Classificazione delle orbite dei transponder SAT

Luglio 2009. Le caratteristiche che distinguono le orbite dei satelliti sono la forma (circolare o ellittica), la quota , il verso di percorrenza (orario o antiorario) e l’inclinazione rispetto al piano dell’equatore terrestre.

Il principale criterio di classificazione per le orbite è la quota: si distinguono orbite basse (LEO, Low Earth Orbit), orbite medie (MEO, Medium Earth Orbit) e orbite più alte geostazionarie (GEO, Geostationary Equatorial Orbit), (vedi grafico).

Poiché il mantenimento in orbita dipende dall’equilibrio fra la forza di attrazione terrestre e la forza centrifuga dovuta alla velocità di rotazione del satellite, si capisce come i satelliti LEO, essendo maggiore l’attrazione terrestre per la minore distanza da terra (200-2000 Km), debbono girare a velocità maggiore dei MEO, che hanno orbite più elevate (9.800-20.500 Km).

I satelliti GEO sono posti in orbita circolare sul piano equatoriale alla quota di 35.800 Km (esattamente 35.767 Km), alla quale la velocità di rotazione necessaria per equilibrare la forza di gravità è pari a quella di rotazione della Terra, perciò ad un osservatore terrestre appaiono fissi.

Le orbite ellittiche sono configurate con la Terra in uno dei due fuochi, dando così luogo a distanze maggiori (apogeo) e minori (perigeo) da terra e sono tipicamente utilizzate per le aree polari. Le orbite circolari sono tipicamente sul piano equatoriale.
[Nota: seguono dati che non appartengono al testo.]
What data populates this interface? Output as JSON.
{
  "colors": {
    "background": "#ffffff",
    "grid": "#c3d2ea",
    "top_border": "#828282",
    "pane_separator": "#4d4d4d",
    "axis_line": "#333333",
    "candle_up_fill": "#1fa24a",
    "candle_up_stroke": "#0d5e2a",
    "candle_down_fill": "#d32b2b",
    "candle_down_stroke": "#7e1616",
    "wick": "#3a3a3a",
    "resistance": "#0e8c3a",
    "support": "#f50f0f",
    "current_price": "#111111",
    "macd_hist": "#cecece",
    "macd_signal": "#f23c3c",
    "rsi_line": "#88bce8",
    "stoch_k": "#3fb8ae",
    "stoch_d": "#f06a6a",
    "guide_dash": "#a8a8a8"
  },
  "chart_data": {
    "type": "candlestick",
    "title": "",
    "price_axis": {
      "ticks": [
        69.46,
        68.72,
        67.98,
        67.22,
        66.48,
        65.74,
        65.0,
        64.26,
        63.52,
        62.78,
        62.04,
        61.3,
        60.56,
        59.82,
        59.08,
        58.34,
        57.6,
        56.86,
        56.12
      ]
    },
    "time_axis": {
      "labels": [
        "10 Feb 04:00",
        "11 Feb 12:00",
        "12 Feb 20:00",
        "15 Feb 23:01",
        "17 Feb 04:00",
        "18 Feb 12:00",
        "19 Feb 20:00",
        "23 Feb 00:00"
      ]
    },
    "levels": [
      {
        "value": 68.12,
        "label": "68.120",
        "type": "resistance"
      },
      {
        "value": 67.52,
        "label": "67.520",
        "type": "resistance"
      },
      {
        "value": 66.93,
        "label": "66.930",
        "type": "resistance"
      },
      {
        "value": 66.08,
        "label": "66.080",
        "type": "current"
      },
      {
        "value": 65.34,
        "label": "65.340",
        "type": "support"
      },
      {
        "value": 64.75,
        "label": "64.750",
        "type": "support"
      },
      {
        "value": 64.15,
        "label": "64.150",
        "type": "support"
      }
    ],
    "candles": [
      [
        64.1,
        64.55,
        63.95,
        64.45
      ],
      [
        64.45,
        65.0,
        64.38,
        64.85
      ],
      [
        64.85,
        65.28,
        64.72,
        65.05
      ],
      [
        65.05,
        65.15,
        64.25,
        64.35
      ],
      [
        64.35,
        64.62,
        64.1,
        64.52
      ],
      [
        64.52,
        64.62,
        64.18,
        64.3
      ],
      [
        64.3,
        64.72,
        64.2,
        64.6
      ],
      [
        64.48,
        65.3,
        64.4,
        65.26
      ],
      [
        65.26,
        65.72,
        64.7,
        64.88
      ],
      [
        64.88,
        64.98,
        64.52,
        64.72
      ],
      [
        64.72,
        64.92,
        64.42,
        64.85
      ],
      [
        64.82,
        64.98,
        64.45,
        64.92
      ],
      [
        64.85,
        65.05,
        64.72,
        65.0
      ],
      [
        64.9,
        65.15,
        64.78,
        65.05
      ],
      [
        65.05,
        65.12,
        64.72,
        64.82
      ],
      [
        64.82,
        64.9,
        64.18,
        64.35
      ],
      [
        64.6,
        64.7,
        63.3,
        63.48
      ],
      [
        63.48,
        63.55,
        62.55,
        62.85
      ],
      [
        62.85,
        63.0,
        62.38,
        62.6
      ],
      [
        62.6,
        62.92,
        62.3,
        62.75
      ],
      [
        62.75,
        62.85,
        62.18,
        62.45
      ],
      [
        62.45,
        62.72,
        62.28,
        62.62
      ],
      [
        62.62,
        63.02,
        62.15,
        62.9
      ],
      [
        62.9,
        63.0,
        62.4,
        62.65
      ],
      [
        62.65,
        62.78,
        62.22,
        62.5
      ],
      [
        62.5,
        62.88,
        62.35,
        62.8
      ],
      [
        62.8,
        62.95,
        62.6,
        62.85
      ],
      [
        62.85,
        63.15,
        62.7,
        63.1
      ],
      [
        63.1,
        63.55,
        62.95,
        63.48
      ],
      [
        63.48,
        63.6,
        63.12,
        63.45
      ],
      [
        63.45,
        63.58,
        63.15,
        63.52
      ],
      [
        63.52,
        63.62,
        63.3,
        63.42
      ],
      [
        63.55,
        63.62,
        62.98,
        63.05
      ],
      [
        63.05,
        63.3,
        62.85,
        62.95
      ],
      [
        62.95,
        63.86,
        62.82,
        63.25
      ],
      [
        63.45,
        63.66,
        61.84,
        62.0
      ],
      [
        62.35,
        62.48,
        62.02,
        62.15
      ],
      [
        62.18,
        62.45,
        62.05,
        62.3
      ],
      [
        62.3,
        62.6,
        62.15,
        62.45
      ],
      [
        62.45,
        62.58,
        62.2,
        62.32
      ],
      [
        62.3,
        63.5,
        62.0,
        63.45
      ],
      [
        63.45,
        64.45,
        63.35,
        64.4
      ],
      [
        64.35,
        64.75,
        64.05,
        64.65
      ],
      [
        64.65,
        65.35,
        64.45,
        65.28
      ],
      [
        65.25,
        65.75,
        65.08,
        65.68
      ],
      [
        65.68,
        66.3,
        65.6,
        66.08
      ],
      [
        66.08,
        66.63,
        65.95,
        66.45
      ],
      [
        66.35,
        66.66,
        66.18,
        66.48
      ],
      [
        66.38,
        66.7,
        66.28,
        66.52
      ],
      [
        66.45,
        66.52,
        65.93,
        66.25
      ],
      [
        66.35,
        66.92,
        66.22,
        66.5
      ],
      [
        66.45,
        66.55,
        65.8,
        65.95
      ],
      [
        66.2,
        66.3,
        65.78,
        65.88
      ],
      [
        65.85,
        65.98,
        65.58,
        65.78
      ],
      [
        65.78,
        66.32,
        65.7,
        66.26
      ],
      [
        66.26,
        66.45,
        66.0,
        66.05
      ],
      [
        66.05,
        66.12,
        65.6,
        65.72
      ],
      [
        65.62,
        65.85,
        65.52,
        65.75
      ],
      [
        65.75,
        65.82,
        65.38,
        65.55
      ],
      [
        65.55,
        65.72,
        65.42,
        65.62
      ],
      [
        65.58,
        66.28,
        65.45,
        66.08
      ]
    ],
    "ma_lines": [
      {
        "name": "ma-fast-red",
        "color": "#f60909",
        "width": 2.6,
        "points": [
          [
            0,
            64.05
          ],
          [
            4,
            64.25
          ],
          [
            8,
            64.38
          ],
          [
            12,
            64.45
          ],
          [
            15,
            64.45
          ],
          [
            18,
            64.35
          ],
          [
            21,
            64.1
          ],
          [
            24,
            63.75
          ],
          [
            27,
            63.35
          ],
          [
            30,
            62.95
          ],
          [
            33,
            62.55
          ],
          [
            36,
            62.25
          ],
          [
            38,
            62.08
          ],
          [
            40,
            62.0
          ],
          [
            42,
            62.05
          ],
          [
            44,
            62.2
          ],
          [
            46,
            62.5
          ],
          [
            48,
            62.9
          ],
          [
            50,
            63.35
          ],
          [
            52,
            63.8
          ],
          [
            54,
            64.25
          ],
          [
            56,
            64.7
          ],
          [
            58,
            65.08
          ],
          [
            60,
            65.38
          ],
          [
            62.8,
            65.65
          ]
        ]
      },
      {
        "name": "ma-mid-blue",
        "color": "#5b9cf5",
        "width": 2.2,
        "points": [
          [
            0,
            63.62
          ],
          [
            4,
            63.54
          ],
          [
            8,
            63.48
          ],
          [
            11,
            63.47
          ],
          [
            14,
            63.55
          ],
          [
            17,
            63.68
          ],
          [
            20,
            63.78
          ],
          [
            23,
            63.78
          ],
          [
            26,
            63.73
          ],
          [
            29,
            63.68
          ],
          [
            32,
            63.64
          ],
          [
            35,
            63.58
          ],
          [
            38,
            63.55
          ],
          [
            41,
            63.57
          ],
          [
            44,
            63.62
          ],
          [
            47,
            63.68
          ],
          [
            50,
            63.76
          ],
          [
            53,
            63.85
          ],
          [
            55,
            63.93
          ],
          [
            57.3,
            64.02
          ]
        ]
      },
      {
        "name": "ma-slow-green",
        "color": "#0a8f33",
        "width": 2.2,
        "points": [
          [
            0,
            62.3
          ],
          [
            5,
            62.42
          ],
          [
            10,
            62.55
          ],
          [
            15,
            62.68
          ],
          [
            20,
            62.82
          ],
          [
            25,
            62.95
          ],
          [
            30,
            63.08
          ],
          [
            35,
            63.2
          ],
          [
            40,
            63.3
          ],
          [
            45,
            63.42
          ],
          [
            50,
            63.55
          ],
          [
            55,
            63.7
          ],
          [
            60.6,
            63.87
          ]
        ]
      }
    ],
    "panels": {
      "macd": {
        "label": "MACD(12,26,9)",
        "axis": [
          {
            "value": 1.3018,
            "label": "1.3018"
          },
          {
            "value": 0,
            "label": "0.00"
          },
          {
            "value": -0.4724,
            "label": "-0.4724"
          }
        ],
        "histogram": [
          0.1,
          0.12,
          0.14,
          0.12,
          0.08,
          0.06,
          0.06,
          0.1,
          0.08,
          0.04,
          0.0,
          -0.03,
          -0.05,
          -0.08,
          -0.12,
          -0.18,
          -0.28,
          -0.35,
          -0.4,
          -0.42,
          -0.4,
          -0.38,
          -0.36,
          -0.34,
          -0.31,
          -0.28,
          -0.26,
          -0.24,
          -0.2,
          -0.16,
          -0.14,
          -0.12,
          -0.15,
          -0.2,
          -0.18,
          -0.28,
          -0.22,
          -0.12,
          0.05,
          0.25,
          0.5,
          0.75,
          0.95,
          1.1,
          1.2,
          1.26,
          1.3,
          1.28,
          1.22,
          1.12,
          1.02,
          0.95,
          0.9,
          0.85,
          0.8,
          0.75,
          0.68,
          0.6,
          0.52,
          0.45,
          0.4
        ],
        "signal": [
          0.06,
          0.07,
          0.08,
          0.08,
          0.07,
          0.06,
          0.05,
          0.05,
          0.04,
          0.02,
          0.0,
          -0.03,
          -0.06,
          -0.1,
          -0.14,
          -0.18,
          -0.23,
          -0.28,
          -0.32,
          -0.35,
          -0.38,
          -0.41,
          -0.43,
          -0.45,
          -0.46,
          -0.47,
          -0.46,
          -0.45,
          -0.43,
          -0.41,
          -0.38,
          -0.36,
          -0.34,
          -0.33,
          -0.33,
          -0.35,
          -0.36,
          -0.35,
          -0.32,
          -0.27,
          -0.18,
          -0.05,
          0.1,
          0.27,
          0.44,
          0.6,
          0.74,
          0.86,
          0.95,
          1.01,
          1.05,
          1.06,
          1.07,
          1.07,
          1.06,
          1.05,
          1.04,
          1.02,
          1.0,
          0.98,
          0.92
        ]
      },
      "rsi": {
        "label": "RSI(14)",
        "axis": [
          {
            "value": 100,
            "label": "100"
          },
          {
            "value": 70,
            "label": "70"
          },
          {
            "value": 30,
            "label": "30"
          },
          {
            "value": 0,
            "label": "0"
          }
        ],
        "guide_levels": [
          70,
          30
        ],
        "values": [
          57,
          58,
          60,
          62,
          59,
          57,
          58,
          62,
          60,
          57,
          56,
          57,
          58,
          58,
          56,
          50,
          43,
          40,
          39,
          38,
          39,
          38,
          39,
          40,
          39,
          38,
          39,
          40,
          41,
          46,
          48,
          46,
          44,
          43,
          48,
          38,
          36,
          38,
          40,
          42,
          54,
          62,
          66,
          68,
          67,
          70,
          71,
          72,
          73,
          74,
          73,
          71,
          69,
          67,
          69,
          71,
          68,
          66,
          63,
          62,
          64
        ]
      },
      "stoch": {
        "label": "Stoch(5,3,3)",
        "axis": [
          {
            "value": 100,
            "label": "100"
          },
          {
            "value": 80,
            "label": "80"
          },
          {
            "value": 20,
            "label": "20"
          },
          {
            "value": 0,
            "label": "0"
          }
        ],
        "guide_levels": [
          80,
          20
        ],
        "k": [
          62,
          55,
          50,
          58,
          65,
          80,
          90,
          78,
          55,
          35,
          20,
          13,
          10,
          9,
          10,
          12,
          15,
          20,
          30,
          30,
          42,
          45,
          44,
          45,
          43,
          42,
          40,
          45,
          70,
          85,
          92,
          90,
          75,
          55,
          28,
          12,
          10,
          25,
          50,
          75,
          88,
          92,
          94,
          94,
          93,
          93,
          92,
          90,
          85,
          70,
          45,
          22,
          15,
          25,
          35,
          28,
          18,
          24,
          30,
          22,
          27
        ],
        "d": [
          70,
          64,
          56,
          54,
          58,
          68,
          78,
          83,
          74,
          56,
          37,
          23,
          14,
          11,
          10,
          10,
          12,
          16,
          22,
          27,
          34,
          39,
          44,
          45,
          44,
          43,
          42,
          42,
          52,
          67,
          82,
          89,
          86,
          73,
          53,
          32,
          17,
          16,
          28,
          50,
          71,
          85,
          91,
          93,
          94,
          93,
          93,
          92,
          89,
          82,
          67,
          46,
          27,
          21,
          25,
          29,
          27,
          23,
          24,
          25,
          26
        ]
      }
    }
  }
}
Impiego delle diverse orbite
I satelliti nelle orbite LEO vantano costi particolarmente contenuti sia per lancio, essendo le quote minori, sia per la componentistica elettronica di bordo, che, operando sotto le fasce di Van Allen (le zone dello spazio intorno alla Terra caratterizzate da un’alta concentrazione di pericolose particelle cariche ad alta energia), non richiede schermature particolari, inoltre servono minori potenze di trasmissione.

I LEO hanno un minore ritardo di propagazione per la ridotta distanza da terra e sono perciò adatti per comunicazioni voce. Per contro, a causa della maggiore velocità di rotazione rispetto a quella terrestre (compiono un’orbita completa in soli 90 minuti), il tempo di visibilità da parte di un’antenna terrestre è limitato e richiede una flotta molto numerosa di satelliti per una copertura continua o sistemi di memorizzazione dell’informazione a bordo che però allungano il tempo di restituzione dei dati.

Sono utilizzati nelle telecomunicazioni per radioamatori o in impieghi particolari per il rilievo fotografico del terreno.
Sono del tipo LEO anche le orbite polari che si trovano ad angolo retto rispetto al piano equatoriale dei satelliti che monitorano la situazione del buco nello strato di ozono al di sopra dell’Antartide.

I satelliti nelle orbite MEO presentano costi più elevati ma consentono di ottenere una copertura continua della superficie terrestre con un numero adeguato di satelliti in orbita e tempi di propagazione adatti a comunicazioni telefoniche bidirezionali (che richiedono un tempo totale inferiore ai 250 msec per non avere fastidiosi effetti d’eco).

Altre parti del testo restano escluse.